Judulnya juga terlalu berlebihan. Ditambahi pula dengan too much, yang seharusnya juga tidak perlu. Tapi ya namanya judul, kadang perlu yang namanya terlalu.
Ini berdasarkan kejadian nyata beberapa hari lalu. Kejadian di ajang lomba band musik antar pelajar SMP se-Jabodetabek.
Ada beberapa grup yang memang bagus performancenya. Tapi, di antara yang tampil menawan itu, ada salah satu grup band yang “berlebihan”. Mereka membawakan medley kompilasi lagu daerah, yang kalau ditotal, sepertinya ada atau hampir 10 lagu.

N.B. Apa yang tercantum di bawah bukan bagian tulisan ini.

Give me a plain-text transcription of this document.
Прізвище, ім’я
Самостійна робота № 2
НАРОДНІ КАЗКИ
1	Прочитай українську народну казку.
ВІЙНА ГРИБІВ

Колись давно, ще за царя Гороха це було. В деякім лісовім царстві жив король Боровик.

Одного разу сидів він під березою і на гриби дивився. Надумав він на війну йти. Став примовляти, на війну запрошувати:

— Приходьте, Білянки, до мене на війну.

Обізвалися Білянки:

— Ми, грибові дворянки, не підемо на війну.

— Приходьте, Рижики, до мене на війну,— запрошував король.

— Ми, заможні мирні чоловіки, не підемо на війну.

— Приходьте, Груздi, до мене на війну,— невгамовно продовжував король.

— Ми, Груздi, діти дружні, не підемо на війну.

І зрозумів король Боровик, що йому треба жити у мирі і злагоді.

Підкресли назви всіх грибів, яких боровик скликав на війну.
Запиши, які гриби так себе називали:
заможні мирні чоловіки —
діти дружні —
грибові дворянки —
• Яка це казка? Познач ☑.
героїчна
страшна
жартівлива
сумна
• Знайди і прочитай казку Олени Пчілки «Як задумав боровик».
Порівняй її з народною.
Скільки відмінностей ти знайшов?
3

Awalnya bagus, tapi saya kok merasa bosan dan seperti monoton saja musicnya. Karena memang kelamaan. Ternyata, Pak Landi — pelatih grup band anak saya, juga mengatakan hal yang sama. “Kalau kelamaan main lagunya, yang nonton bisa lelah menikmatinya dan jadi bosan!”. Kurang lebih seperti itu.
Benar saja, para juri akhirnya mengurangi skor untuk grup band tadi karena “overtime” dalam aksi di panggung.
Terlepas dari konteks apapun, memang berlebihan itu too much, eh tidak baik. Bulan lalu, ketika shalat Jumat di tengah perjalanan di Jogja, saya menemukan kearifan lokal: pada pesan (tulisan) di dekat tempat sajian sedekah Jumat (nasi bungkus).
Bagi yang roaming, ndobel adalah pelafalan dari kata mendobel artinya (melakukannya) — mengambil nasbungnya dua kali. Ndobel menjadikannya tidak barokah, dalam hal itu. Bisa jadi karena ada orang lain yang juga membutuhkan.